Every one knows how. The hot throbbing of a thousand anxious thoughts, the gradual subsidence, the sense of freshness and peace—but only one person has been able to put it into words, and that one is Thomas à Kempis: he no doubt felt it one early morning, after having striven all night long for cool light amid a hot darkness full of fears.
“Quietness of heart and pleasant joy.”
That’s it.
But Andy’s only conscious thought was that he felt fresher now, and that he would take a few vegetables up the lane to Mrs. Simpson. She had nothing more than a little flower-garden before her cottage, and would no doubt be glad of them.

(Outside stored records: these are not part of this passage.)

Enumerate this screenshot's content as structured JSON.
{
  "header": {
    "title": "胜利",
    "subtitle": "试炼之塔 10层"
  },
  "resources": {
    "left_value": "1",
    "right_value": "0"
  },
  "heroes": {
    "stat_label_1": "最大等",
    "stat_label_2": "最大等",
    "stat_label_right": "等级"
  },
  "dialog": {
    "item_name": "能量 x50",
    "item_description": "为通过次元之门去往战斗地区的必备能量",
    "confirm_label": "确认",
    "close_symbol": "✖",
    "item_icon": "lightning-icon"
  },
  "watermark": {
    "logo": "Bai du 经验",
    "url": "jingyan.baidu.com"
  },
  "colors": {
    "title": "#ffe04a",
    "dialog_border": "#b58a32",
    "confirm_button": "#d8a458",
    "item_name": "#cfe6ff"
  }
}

So he ate his breakfast with an appetite which almost justified his early reputation in Gaythorpe, and went off with a basket of green things, all wet with dew, to his neighbour’s door.
“You’re very kind,” said Mrs. Simpson. “I never touch greens myself, but the children will like them. It takes a green stomach to tackle greens, I always think.”
She glanced placidly from Andy to the two children by the door, so evidently including him among the green things of the earth that he felt bound to assert himself.
“It is extremely bad for the health to take no vegetables,” he remarked, with a flavour in his voice compounded of the senior curate and the lady lay helper.
“Oh,” said Mrs. Simpson, moving her calm gaze from the distant fields, where it had strayed, “well, my great-grandmother lived to be ninety-six, and she never touched greens.”